To begin with, we note that eight is the number of the resurrection (Yah'shua/Jesus being resurrected on the symbolic 'eighth' day) and that the ark event is a type of salvation and resurrection.
Secondly, whether we like it or not, only eight souls responded to the salvation message - four men and four women - making the possibility for polygamy impossible and totally removing its need...in those circumstances.
Thirdly, we find a type of polygamy hinted at in the pairings of animals in the ark. Every animal species was represented by a male-female pair, the vast majority of animals. But for every clean animal there were seven representatives, for sacrifice and for food. So it's not strictly speaking correct to say that the animals were also arranged exclusively in monogamous pairs!

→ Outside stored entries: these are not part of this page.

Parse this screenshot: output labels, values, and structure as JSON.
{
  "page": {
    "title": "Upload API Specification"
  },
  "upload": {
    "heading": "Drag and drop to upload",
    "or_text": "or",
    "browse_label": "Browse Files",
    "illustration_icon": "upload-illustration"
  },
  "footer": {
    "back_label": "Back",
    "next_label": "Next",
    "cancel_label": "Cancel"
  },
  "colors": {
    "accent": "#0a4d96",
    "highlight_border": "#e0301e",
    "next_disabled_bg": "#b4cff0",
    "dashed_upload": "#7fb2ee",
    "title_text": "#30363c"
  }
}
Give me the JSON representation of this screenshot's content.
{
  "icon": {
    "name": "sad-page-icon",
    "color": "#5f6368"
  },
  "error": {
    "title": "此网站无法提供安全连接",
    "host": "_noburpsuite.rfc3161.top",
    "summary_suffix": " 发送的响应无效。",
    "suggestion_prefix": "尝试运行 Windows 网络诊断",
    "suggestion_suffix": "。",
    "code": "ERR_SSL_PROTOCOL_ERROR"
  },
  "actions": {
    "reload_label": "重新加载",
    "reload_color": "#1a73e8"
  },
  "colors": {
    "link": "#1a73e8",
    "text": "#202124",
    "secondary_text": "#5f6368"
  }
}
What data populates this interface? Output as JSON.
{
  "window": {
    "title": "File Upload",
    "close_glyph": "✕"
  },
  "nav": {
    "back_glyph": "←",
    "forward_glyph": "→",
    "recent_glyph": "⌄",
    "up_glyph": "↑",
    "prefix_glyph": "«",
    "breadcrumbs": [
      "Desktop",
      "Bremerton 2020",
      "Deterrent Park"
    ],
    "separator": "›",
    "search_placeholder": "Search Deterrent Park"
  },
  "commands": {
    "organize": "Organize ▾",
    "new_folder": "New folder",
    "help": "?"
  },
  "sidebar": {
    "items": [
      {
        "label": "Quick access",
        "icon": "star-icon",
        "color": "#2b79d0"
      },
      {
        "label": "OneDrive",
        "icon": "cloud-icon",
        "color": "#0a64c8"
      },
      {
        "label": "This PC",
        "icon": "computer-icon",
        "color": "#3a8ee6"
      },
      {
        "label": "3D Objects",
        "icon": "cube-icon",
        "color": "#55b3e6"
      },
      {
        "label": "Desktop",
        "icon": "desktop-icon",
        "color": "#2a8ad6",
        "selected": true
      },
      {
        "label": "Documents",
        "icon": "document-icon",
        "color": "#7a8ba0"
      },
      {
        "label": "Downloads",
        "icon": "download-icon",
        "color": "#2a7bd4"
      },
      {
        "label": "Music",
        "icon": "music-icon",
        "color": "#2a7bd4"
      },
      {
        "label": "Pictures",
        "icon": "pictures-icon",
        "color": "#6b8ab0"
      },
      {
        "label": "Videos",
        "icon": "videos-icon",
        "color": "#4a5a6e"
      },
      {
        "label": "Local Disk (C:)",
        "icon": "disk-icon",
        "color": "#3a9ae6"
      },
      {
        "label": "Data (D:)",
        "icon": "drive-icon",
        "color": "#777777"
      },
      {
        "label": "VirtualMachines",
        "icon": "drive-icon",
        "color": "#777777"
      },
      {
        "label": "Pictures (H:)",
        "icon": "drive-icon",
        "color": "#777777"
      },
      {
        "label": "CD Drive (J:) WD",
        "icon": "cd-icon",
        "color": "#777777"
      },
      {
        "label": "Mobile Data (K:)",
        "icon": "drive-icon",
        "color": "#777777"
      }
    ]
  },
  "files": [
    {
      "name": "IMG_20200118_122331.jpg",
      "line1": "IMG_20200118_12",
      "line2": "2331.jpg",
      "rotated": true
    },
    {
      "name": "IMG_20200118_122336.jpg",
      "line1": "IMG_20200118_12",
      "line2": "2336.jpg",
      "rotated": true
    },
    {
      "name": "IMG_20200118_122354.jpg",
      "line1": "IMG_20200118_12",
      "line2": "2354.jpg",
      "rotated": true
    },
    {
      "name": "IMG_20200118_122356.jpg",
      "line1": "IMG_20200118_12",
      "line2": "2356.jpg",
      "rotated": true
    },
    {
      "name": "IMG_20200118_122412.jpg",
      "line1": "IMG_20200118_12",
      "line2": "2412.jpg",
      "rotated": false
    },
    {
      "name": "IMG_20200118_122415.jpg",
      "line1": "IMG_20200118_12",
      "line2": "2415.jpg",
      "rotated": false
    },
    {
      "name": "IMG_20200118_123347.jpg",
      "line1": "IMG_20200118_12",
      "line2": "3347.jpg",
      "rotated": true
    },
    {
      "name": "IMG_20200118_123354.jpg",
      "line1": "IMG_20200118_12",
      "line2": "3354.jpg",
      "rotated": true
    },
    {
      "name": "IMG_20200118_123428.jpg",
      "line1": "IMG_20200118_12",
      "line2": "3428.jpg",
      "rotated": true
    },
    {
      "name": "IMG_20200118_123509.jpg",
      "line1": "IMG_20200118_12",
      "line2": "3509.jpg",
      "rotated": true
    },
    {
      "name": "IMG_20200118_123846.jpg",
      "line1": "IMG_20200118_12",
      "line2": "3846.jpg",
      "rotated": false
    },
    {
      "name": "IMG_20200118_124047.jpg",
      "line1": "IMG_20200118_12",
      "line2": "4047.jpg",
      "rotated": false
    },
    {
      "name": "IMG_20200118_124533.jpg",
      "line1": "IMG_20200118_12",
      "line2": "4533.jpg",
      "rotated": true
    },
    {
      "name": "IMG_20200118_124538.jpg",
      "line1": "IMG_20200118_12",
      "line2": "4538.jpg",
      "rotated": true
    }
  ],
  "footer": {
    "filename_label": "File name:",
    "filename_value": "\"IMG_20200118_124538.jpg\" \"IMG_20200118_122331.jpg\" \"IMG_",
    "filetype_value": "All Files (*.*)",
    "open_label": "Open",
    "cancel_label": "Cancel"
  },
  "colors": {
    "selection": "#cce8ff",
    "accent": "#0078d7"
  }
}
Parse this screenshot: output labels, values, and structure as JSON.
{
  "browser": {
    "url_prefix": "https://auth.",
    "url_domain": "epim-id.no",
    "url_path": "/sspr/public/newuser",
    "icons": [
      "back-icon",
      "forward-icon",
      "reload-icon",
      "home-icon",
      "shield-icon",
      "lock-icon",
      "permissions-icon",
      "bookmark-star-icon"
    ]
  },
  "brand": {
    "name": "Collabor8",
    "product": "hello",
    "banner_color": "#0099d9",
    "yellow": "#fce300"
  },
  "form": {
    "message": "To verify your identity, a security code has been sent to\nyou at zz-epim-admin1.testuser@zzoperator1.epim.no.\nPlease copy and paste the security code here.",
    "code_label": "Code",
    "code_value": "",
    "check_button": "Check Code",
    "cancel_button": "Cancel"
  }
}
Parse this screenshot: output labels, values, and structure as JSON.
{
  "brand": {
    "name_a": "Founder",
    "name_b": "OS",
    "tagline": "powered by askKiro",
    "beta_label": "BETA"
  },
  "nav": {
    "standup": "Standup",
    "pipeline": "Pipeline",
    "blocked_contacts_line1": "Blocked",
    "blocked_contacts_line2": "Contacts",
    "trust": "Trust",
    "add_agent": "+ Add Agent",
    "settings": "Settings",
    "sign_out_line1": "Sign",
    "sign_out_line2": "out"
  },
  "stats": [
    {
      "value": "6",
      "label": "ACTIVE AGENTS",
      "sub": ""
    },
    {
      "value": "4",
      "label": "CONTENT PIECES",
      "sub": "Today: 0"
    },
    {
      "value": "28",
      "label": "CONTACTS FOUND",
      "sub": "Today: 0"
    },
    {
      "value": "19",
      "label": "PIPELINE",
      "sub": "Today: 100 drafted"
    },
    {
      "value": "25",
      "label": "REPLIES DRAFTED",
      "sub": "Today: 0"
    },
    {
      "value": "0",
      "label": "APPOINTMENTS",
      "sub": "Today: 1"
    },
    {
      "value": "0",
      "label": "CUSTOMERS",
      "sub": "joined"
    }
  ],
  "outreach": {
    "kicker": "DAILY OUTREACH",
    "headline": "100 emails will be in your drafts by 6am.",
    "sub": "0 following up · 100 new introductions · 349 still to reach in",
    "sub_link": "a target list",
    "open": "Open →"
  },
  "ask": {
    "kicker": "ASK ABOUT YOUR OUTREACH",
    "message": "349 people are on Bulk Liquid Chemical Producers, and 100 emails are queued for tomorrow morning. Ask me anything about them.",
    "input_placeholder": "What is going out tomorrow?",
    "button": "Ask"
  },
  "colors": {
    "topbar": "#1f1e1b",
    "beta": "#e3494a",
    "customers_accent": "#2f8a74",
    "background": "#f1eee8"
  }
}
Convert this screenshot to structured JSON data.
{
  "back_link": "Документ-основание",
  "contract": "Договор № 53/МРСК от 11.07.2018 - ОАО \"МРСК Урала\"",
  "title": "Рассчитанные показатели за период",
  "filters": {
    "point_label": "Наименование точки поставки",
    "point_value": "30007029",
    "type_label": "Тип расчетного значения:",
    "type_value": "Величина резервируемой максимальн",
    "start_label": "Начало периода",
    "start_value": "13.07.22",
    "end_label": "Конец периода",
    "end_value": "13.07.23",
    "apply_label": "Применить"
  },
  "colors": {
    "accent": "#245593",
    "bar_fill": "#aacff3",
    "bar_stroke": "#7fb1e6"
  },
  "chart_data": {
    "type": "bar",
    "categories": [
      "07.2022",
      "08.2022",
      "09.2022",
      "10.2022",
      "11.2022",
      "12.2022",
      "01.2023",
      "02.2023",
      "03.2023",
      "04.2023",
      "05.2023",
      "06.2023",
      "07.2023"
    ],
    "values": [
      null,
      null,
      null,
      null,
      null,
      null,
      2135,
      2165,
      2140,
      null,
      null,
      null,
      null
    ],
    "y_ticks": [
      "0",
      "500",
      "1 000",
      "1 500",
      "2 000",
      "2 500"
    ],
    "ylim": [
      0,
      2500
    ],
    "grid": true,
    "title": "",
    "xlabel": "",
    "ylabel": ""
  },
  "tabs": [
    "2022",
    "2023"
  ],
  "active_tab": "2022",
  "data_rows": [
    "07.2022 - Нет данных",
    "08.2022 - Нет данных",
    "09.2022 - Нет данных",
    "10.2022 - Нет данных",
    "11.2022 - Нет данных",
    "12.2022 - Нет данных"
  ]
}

Polygamy in the human family resumed after the flood just as it did after the expulsion from Eden and was legislated for in Yahweh's Law as a minority practice for those especially called into it. As with monogamy, both the righteous and wicked entered it - both the called and the uncalled - and for entirely different reasons. As with the Creation story we cannot argue a monogamy-only case because of Yahweh's holy laws but we most certainly can say that monogamy is the general rule. Just as with virgin births, salvation of a remnant, three persons in a unitary Godhead, etc., there are occasionally positive exceptions to general rules. And polygamy is one of them.
Finally, if the ark family was supposed to be a type of the future world then not only would polygamy be excluded but small children also. The fact that there were no polygamists on the ark doesn't mean there were never to be any more again anymore than the absence of small children meant that there were never to be any more of these either.